Defense Secretary Ash Carter: Nuclear deal will not change Iran's behavior

Testifying on Capital Hill, Defense Secretary Ash Carter admitted that the nuclear deal will not change Iran's bad behavior.

U.S. Senator John McCain: "Do you, Secretary Carter, believe that Iran will change its behavior as a result if this agreement is finalized? And have you seen any indication of that?"

Carter: "I've not, Mr. Chairman. In speaking just from my own judgment I don't foresee that or have any reason to foresee that.

"That is why it's important that the agreement be verifiable. That is why it's important that Iran not have a nuclear weapon and that is also why it's important that we keep doing everything that we need to do. Defend our friends and allies, remain strong in the Gulf, freedom of navigation, ballistic missile defense--all of the things we're doing.

"We need to keep doing those things, and the agreement doesn't limit us in anyway.

"Obviously if Iran changes its behavior, that would be a welcome thing. But I see no reason to foresee that chairman, personally."

A few years ago Bernard Lewis said in an interview that the mullahs in Iran couldn't be deterred. He said that "the mullahs 'are religious fanatics with an apocalyptic mindset. In Islam, as in Christianity and Judaism, there is an end-of-times scenario—and they think it's beginning or has already begun.' So 'mutually assured destruction is not a deterrent—it's an inducement'."

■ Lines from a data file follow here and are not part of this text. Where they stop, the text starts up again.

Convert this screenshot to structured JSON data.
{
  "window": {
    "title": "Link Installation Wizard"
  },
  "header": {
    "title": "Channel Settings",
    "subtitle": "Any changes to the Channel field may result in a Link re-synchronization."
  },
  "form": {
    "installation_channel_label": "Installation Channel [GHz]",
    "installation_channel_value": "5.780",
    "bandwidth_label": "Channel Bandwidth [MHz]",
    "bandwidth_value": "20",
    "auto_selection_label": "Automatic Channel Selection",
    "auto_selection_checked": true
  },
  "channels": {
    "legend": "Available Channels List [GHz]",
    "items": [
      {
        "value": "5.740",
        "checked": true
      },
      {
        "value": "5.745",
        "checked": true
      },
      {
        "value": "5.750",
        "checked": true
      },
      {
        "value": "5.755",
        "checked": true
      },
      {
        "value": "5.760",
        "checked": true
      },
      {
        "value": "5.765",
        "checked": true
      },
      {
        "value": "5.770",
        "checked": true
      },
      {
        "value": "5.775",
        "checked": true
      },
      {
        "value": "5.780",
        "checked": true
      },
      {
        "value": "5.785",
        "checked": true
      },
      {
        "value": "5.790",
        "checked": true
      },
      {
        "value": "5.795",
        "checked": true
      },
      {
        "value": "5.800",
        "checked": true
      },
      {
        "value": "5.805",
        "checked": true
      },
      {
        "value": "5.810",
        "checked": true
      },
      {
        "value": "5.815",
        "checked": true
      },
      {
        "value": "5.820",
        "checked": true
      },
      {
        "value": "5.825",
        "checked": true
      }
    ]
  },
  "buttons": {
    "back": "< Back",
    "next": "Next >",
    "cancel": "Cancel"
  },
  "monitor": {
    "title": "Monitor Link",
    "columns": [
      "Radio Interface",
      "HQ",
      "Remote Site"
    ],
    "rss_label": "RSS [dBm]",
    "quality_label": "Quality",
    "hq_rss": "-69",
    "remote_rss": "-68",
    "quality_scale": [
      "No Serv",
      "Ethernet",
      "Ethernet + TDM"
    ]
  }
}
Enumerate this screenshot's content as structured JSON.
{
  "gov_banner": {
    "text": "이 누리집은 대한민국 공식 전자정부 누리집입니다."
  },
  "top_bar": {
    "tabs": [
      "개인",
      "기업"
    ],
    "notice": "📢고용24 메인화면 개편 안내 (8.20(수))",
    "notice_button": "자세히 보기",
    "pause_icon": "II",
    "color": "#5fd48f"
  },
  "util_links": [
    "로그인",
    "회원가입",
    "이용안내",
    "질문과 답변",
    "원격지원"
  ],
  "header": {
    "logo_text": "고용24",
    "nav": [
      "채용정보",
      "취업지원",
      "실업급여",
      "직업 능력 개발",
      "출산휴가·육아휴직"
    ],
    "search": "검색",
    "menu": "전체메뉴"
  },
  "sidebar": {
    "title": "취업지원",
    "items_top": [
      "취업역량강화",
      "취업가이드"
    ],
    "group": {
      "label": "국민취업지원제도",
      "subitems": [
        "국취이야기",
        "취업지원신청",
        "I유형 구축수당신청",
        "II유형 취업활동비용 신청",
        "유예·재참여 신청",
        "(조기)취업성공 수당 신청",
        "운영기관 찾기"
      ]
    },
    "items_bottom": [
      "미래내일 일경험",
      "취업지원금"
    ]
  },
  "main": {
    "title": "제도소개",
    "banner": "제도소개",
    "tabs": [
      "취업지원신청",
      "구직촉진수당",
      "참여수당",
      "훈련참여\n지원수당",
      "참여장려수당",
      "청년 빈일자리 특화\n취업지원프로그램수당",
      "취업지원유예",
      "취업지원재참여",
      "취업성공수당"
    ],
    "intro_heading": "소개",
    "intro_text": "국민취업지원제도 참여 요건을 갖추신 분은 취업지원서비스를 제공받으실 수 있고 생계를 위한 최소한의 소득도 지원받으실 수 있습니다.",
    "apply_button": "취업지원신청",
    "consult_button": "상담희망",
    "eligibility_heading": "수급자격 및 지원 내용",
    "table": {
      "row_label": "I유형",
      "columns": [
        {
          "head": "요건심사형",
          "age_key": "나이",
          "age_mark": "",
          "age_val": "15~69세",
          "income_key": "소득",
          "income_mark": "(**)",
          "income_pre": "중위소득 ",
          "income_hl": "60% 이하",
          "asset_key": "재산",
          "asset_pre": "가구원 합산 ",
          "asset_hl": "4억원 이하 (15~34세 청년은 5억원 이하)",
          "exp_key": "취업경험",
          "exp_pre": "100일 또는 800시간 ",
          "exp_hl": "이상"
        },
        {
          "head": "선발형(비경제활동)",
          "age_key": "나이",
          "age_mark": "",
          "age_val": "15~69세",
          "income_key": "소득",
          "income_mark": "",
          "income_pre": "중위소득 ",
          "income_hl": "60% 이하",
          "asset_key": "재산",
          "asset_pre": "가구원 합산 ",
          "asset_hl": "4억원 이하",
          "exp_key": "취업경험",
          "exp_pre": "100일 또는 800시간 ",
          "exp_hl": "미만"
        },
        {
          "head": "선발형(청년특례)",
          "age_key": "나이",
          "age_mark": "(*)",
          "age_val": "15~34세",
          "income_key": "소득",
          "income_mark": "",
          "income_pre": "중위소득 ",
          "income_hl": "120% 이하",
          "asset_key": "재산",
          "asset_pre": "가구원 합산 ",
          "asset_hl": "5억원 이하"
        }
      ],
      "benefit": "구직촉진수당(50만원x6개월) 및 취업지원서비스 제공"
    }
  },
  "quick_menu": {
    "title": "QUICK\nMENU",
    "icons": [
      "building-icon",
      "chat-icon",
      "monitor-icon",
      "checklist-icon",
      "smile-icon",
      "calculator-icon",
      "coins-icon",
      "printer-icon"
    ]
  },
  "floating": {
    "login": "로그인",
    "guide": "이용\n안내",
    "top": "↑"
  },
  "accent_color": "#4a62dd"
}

If Lewis is right, and having dedicated his life to studying it he knows more about that region than anyone else, then there is a high probability that once the mullahs get the bomb, as a final offering to Allah they will use it to do away with the Jewish non believers.

It is not rocket science for Israel then to conclude that it is them or us, and that the best time is now before Iran gets nuclear weapons--actually I believe they already have them but are still working on miniaturizing them enough to put on rockets at the Parchin facility that even the IAEA only has limited access to, and that under a separate secret agreement still being negotiated that even the U.S. can't see.

Regarding cheating, it shouldn't be that difficult. Tuesday I watched the testimony of Kerry, Moniz and Lew to the House Foreign Relations Committee. One thing that struck me of John Kerry's testimony was the use of the same complex formulation every time the issue of inspections and the consequences of cheating came up.

Kerry kept saying that we would act "If they are in material breach in a way that is threatening."

The parts that I found most odd, and which Kerry kept adding every time he referred to cheating or breach, were "material," and, most particularly, "in a way that's threatening." That latter surely we wouldn't know until it's too late. What is Israel supposed to do then?